A usina hidrelétrica de Três Marias foi inaugurada há meio século (1962). Gera 396 MW, e em sua construção foram criados cerca de 10.000 empregos, a maioria dos quais desapareceu com o fim das obras. Coube a cada uma dessas 10.000 pessoas se virar para encontrar novas oportunidades após o termino da construção.
Muitas outras hidrelétricas foram construídas no Brasil desde então. Cada uma delas contou com máquinas cada vez mais novas, equipamentos sempre mais modernos, e novidades tecnológicas como computadores, celulares e internet. Mas, no que diz respeito aos processos econômicos e sociais da sua construção, tudo ficou praticamente na mesma: continuamos a promover a ida de milhares de trabalhadores para o local da obra, uma parcela dos quais consegue emprego, na obra ou em torno dela, e praticamente todos ficam desempregados ao final. Precisa ser assim? Nada aprendemos neste meio século?
Os movimentos de revolta ocorridos em Girau e em Santo Antônio, recentemente, mostram que, se houve algum, foram poucos os avanços no que diz respeito ao tratamento dispensado pelas empresas aos seus colaboradores. À época de Três Marias, não se usava a expressão, atualmente politicamente correta, colaboradores; falava-se mesmo, para designar os trabalhadores, em paus de arara e em peãozada, hoje politicamente incorretas, mas ainda muito usadas entre os barrageiros.
Meio século após Três Marias, não há por que projetos de construção de hidrelétricas permanecerem assim.

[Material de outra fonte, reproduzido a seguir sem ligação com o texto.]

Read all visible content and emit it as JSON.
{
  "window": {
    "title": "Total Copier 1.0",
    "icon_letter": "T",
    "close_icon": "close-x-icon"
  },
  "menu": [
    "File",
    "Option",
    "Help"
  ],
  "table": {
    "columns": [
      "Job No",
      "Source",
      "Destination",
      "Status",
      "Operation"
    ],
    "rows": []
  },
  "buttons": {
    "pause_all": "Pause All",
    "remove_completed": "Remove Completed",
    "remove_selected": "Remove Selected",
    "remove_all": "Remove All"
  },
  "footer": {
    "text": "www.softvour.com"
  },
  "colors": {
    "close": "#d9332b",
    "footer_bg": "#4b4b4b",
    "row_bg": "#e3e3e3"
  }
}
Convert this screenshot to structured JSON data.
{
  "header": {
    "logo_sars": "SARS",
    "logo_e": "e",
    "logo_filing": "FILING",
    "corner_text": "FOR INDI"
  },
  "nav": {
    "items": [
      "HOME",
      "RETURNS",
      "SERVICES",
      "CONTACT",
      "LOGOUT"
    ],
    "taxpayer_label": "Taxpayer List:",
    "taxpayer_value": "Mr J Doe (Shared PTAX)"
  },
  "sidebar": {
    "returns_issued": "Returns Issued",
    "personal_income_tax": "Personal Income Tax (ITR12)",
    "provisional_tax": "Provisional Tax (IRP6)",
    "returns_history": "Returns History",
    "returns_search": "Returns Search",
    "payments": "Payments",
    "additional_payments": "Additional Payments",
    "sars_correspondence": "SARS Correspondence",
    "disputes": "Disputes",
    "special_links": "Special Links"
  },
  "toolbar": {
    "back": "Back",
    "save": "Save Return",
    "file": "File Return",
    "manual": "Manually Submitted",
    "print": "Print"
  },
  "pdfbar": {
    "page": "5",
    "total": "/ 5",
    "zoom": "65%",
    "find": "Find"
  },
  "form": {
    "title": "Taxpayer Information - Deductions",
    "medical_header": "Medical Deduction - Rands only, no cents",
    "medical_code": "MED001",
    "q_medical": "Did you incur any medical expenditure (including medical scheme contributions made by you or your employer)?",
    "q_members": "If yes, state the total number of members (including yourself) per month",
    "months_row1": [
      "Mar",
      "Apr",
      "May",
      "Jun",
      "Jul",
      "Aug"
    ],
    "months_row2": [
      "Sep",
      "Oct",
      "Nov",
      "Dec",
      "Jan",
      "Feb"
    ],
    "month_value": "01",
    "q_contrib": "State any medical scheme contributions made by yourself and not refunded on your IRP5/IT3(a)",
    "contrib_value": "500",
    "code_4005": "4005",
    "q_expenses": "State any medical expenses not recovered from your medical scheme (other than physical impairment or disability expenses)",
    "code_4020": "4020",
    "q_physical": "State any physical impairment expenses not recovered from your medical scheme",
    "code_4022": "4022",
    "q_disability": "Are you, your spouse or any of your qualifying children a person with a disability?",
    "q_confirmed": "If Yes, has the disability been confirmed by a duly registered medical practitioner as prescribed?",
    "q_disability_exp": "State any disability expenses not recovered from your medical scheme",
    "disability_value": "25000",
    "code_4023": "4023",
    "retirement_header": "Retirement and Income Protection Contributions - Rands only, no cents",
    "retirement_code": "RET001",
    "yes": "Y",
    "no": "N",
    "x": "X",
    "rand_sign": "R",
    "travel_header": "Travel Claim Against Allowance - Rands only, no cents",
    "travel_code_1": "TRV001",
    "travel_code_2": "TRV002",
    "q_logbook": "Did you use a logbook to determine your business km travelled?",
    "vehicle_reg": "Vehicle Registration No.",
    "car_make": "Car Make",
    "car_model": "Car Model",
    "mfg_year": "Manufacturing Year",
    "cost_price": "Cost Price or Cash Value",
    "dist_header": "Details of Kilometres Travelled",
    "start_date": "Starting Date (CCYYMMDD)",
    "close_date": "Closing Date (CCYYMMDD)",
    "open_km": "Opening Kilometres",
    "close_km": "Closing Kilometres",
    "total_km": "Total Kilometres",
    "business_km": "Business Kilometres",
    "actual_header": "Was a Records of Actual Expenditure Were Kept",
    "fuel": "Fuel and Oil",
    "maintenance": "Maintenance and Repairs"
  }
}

Eles podem ser bem mais, podem ser projetos de transformar a realidade da região, mediante poucos gastos adicionais, relativamente ao investimento na obra. Conforme o caso, poder-se-ia investir na democratização da sua estrutura fundiária, em crédito para atividades produtivas, em estradas, escolas, promoção de novas atividades econômicas, sociais, culturais e ambientais, no treinamento de recursos humanos, etc., etc.. Isso, de forma a possibilitar que, da população que para lá acorreu, apenas uma pequena parte, e não mais a maioria, tivesse que migrar para novas obras, na trilha dos barrageiros.
Esses grandes projetos poderiam ser usados para, mediante a oferta de condições favoráveis, criar novos espaços de desenvolvimento, de atração de população e de atividades econômicas, tornando ambas menos concentradas espacialmente. Para atrair novos empreendimentos à região, talvez bastasse oferecer energia ao seu custo de produção, sem incluir, nas tarifas, os pesados custos de transmissão.
Outra vantagem: hoje, os projetos são elaborados em busca, principalmente, do custo mínimo de construção. Daí que qualquer sugestão de alteração no projeto, de modo a reduzir suas externalidades negativas isto é, seus custos econômicos, sociais, ambientais, fiscais, públicos e outros, não incluídos nos custos diretos de construção , é vista como exigência descabida de loucos, sonhadores, oposicionistas, pessoas que não querem o desenvolvimento! Essa atitude tacanha tenderia a ser abandonada, em favor do reconhecimento de que, quase sempre, a elaboração de um projeto levando-se em consideração seus diversos aspectos importantes, e não só a variável custo de construção, tende a gerar melhores resultados. Para a sociedade, embora talvez não para este ou aquele empresário, este ou aquele politico!
É impossível calcular em quanto estaria menor o custo Brasil, melhor o trânsito, menores os preços dos imóveis e menor a violência, nas grandes cidades brasileiras, caso tal abordagem tivesse sido adotada e progressivamente melhorada em todas as hidrelétricas construídas desde Três Marias. Embora impossível de calcular, é fora de dúvida que estaríamos, todos os brasileiros, desfrutando dessas vantagens!
Infelizmente, não é só em termos de hidrelétricas que o passado continua a comandar as estratégias de investimento dominantes no Brasil. Outro exemplo gritante, alem das hidrelétricas, é o programa Minha Casa, Minha Vida. Apesar de ter o mérito de ser o primeiro grande programa habitacional em muitos anos, repete um erro crasso praticado pelo antigo BNH: dá crédito para construir e para vender casas e apartamentos, mas sem ter criado mecanismos para ampliar a oferta de terrenos! O crédito farto impulsiona o crescimento do preço dos terrenos e, portanto, reduz o número de habitações que podem ser construídas com o mesmo volume de recursos!
O erro é claro e óbvio, está identificado e registrado na literatura especializada há décadas, mas parece que nossos governantes não tomaram conhecimento. Ou, talvez, tenham optado pelo caminho mais fácil, em busca da popularidade …
Mais uma vez, fica clara a necessidade de mudanças institucionais importantes, caso queiramos que a população brasileira tenha o futuro que a maioria de nós acredita que ela merece, e que as condições objetivas do país, exceto pela sua estrutura política, permitem.